After graduating from Concordia, I moved across the Red River to pursue my Masters degree. At NDSU, I studied under Dr. Thomas Glass in what was then the Department of Bacteriology. My thesis was entitled “Glucose uptake by the cellulolytic rumen anaerobe Bacteroides succinogenes”. This bacterium (which has since been renamed Fibrobacter succinogenes S85) is a Gram-negative strict anaerobe found in the bovine rumen. My research focused upon the kinetics and energetics of glucose transport. I credit Dr. Glass with teaching me how to write scientific manuscripts well. This also marked the beginning of my fascination with the physiology of anaerobic bacteria.
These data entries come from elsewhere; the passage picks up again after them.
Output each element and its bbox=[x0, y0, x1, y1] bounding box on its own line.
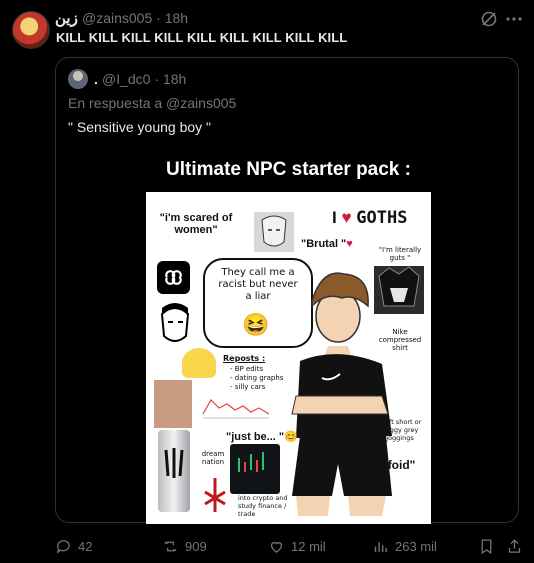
meme-goths-line: I ♥ GOTHS bbox=[332, 208, 408, 228]
share-icon bbox=[508, 539, 521, 553]
meme-image[interactable]: Ultimate NPC starter pack : "i'm scared … bbox=[146, 148, 431, 524]
meme-title: Ultimate NPC starter pack : bbox=[146, 148, 431, 192]
heart-icon: ♥ bbox=[341, 208, 352, 227]
bookmark-button[interactable] bbox=[478, 538, 495, 555]
meme-compressed-text: Nike compressed shirt bbox=[378, 328, 422, 352]
repost-count: 909 bbox=[185, 539, 207, 554]
quoted-post[interactable]: . @I_dc0 · 18h En respuesta a @zains005 … bbox=[55, 57, 519, 524]
meme-foid-text: "foid" bbox=[382, 458, 416, 472]
share-button[interactable] bbox=[506, 538, 523, 555]
berserk-brand-icon bbox=[204, 478, 226, 512]
quoted-display-name[interactable]: . bbox=[94, 71, 98, 87]
face-photo-image bbox=[154, 380, 192, 428]
display-name[interactable]: زين bbox=[55, 9, 78, 27]
meme-just-be-text: "just be... "😊 bbox=[226, 431, 298, 443]
avatar[interactable] bbox=[12, 11, 50, 49]
reply-icon bbox=[56, 540, 70, 554]
propeller-hat-cat-image bbox=[182, 348, 216, 378]
smile-emoji-icon: 😊 bbox=[284, 431, 298, 443]
grok-icon[interactable] bbox=[480, 10, 498, 33]
quoted-handle-and-time[interactable]: @I_dc0 · 18h bbox=[102, 71, 186, 87]
trading-phone-image bbox=[230, 444, 280, 494]
reply-button[interactable]: 42 bbox=[55, 538, 92, 555]
like-button[interactable]: 12 mil bbox=[268, 538, 326, 555]
npc-character-drawing bbox=[282, 246, 402, 524]
meme-reposts-item: - dating graphs bbox=[230, 374, 284, 382]
quoted-text: " Sensitive young boy " bbox=[68, 119, 212, 135]
meme-reposts-item: - BP edits bbox=[230, 365, 264, 373]
dating-graph-image bbox=[201, 394, 271, 420]
heart-outline-icon bbox=[270, 542, 283, 553]
repost-icon bbox=[164, 541, 177, 552]
bookmark-icon bbox=[481, 539, 492, 555]
handle-and-time[interactable]: @zains005 · 18h bbox=[82, 10, 188, 26]
repost-button[interactable]: 909 bbox=[162, 538, 207, 555]
reply-context[interactable]: En respuesta a @zains005 bbox=[68, 95, 236, 111]
post-text: KILL KILL KILL KILL KILL KILL KILL KILL … bbox=[56, 30, 348, 45]
views-count: 263 mil bbox=[395, 539, 437, 554]
quoted-avatar[interactable] bbox=[68, 69, 88, 89]
chad-face-drawing bbox=[156, 300, 194, 346]
meme-dream-nation-text: dream nation bbox=[201, 450, 225, 466]
views-button[interactable]: 263 mil bbox=[372, 538, 437, 555]
laughing-emoji-icon: 😆 bbox=[242, 312, 270, 337]
meme-scared-text: "i'm scared of women" bbox=[159, 212, 233, 236]
like-count: 12 mil bbox=[291, 539, 326, 554]
analytics-icon bbox=[374, 542, 387, 553]
meme-reposts-item: - silly cars bbox=[230, 383, 266, 391]
meme-crypto-text: into crypto and study finance / trade bbox=[238, 494, 288, 518]
meme-reposts-title: Reposts : bbox=[223, 354, 266, 363]
more-options-icon[interactable] bbox=[505, 10, 523, 33]
threads-logo-icon bbox=[157, 261, 190, 294]
meme-reposts-list: - BP edits - dating graphs - silly cars bbox=[230, 365, 283, 392]
reply-count: 42 bbox=[78, 539, 93, 554]
energy-drink-can-image bbox=[158, 430, 190, 512]
meme-shorts-text: 10 ft short or baggy grey joggings bbox=[378, 418, 422, 442]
Medical College of Virginia/Virginia Commonwealth University, Health Sciences Division. Richmond, Virginia (1986-1990)
Ph.D. in Microbiology and Immunology
I next obtained my Ph.D. from the Medical College of Virginia while working with Dr. Phillip Hylemon. My doctoral thesis was entitled “Purification and characterization of two oxidoreductases involved in bile acid modification by the intestinal anaerobe Eubacterium sp VPI 12708”. I spent the bulk of four years in a coldroom trying to purify enzymes involved in bile acid biotransformations by this organism - I must have missed the Fargo climate. Richmond was a great place to live and we made a lot of friends there. Dr. Hylemon taught me how to plan out and execute a research project - he was a tremendous mentor and excellent thesis advisor.
Postdoctoral Research Fellowships
University of Virginia, School of Medicine. Charlottesville, Virginia (1991-1997)
In my first fellowship, I investigated the regulation of the cobalamin transporter, BtuB in the laboratory of Dr. Robert Kadner. Interestingly, this TonB-dependent transporter is regulated both transcriptionally and translationally in Escherichia coli. Dr. Kadner was probably the most intelligent and egalitarian person that I have had the good fortune to work with. He is missed by all who knew him.
University of Virginia, School of Medicine. Charlottesville, Virginia (1997-2000)
In my final fellowship, I studied the genetic organization of LPS genes in Pseudomonas aeruginosa in the laboratory of Dr. Joanna Goldberg. The genes involved in LPS core biosynthesis facinate me even today - especially their variation and role in virulence. My time in Dr. Goldberg’s lab taught me the value of dedication and organization in the lab. I am still attempting to emulate her system in my own research lab.